Jefferson City Correctional Center
- Interactive map of Jefferson City Correctional Center
- Location: 8200 No More Victims Road Jefferson City, Missouri;
- Status: open
- Security class: maximum
- Capacity: 1996
- Opened: 2004
- Managed by: Missouri Department of Corrections

= Jefferson City Correctional Center =

Prison in Missouri, United States

The Jefferson City Correctional Center (JCCC) is a maximum security prison in Jefferson City, Missouri operated by the Missouri Department of Corrections. It houses up to 1996 inmates, with a staff of 660. It is located at Jefferson City Correctional Center (C-5), Institution, 8200 No More Victims Road Jefferson City, MO 65101.

The current JCCC was opened on September 15, 2004, replacing the Missouri State Penitentiary, also located in Jefferson City, an aging facility first opened in 1836. It is near the Algoa Correctional Center.

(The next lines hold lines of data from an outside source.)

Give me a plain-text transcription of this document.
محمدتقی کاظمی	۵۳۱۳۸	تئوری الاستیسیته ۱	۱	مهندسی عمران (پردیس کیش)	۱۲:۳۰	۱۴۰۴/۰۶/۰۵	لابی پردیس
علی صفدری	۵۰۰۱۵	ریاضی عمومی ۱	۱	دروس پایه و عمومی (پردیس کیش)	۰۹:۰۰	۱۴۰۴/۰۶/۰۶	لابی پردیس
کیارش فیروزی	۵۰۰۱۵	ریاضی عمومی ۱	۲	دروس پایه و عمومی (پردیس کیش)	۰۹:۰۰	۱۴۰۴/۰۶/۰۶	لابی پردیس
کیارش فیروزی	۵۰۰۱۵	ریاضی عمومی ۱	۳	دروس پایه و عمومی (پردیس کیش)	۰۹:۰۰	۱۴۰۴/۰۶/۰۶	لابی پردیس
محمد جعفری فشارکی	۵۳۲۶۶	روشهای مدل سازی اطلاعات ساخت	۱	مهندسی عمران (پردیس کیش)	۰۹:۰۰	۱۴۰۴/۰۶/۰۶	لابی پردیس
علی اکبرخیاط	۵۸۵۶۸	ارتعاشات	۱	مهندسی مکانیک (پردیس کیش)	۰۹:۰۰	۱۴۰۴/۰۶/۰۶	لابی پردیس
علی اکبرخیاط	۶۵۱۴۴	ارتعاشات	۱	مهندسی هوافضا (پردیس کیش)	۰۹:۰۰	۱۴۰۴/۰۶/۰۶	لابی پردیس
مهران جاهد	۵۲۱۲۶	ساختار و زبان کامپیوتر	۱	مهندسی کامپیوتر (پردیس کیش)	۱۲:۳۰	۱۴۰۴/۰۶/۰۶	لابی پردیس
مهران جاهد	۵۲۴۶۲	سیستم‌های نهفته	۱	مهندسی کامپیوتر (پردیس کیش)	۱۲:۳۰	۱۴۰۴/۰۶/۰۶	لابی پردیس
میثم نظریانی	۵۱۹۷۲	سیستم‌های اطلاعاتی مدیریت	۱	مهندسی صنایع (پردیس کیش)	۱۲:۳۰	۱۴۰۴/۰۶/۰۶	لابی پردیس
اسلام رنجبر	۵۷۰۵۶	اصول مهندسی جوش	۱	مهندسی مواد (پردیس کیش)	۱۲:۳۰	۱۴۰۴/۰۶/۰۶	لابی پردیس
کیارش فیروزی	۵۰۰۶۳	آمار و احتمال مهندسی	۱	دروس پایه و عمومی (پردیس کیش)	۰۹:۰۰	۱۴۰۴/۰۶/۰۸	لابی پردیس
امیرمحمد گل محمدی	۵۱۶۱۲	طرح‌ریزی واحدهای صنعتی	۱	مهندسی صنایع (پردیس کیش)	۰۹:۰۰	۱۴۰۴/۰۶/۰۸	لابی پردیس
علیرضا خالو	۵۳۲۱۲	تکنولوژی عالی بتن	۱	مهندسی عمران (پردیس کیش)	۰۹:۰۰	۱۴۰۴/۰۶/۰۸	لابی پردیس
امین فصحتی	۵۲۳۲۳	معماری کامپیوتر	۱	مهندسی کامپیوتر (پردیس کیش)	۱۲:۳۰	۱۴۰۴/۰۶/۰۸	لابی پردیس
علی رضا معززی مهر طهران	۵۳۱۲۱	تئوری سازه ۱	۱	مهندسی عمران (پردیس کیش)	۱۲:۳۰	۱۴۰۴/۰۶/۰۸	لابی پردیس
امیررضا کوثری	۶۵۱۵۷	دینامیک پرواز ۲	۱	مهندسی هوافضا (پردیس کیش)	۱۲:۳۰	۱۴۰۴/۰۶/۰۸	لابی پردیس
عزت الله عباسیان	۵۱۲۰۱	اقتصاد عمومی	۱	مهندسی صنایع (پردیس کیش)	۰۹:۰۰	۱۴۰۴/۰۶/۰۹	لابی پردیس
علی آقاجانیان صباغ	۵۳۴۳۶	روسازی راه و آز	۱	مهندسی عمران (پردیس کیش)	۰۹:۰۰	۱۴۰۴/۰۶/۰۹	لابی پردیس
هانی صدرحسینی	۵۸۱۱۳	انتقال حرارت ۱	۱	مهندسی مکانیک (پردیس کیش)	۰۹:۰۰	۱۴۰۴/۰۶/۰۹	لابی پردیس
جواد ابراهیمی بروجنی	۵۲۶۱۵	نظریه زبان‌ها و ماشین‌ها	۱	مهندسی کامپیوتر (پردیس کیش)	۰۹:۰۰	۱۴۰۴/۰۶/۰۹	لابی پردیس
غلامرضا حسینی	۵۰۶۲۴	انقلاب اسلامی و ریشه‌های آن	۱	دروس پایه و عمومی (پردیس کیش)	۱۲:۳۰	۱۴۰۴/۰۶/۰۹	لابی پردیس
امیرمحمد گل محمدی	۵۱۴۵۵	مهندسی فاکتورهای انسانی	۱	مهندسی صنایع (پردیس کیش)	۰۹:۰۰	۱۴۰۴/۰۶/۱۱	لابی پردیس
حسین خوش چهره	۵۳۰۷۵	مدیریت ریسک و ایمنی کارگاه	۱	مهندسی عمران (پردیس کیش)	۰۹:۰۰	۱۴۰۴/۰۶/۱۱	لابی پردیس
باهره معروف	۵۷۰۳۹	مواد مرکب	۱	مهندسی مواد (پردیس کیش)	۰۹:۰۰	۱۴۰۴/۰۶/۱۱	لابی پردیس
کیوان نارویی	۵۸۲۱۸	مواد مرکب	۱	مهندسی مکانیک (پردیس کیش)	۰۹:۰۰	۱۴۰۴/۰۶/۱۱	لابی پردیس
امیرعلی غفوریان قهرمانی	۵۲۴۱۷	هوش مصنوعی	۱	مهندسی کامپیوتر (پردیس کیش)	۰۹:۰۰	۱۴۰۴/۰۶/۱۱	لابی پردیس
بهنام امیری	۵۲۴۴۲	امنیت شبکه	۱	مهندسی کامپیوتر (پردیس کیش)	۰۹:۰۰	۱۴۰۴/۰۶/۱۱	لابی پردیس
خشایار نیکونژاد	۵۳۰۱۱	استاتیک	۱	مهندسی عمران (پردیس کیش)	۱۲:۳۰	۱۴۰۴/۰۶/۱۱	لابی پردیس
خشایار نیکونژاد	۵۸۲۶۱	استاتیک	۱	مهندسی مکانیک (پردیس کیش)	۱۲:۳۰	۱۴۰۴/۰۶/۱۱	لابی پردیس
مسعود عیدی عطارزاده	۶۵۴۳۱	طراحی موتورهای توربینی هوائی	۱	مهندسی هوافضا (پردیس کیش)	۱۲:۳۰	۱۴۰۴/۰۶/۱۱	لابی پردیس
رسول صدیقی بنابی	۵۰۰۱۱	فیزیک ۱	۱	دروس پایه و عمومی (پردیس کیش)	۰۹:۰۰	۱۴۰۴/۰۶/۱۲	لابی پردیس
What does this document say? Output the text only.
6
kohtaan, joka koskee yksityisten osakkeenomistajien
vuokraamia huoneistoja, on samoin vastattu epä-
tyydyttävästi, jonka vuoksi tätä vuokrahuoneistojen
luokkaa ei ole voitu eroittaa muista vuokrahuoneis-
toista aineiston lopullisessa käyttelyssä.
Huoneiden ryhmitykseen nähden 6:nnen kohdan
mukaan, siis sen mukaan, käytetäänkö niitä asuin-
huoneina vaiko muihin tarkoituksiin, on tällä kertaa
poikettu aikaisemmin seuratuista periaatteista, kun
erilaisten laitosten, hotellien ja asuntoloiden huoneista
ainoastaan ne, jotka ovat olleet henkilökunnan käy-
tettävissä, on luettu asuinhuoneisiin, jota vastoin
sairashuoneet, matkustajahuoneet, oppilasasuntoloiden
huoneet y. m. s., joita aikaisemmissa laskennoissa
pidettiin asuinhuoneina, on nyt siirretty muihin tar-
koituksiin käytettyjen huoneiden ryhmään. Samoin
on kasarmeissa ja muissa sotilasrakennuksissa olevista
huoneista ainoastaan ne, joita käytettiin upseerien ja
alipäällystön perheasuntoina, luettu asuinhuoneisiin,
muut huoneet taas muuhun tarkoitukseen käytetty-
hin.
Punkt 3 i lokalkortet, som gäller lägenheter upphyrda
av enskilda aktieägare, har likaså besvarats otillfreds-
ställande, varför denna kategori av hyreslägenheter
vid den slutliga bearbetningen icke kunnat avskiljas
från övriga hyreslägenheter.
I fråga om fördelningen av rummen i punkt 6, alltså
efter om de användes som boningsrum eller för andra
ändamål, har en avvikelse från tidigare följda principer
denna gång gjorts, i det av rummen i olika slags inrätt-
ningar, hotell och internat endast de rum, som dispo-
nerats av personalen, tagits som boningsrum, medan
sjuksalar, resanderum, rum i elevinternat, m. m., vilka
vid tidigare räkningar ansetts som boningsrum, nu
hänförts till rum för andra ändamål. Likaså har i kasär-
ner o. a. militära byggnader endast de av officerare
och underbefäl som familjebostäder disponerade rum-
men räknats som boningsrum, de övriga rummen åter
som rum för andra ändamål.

In December 2023, incarcerated man Othel Moore died in solitary confinement after he was seen being beaten in restraints by prison guards. Warden Doris Falkenrath and four guards left employment at the facility following investigations.

==Notable inmates==
- Bobby Bostic, sentenced to 241 years for armed robbery and a carjacking committed when he was 16 years old in 1995.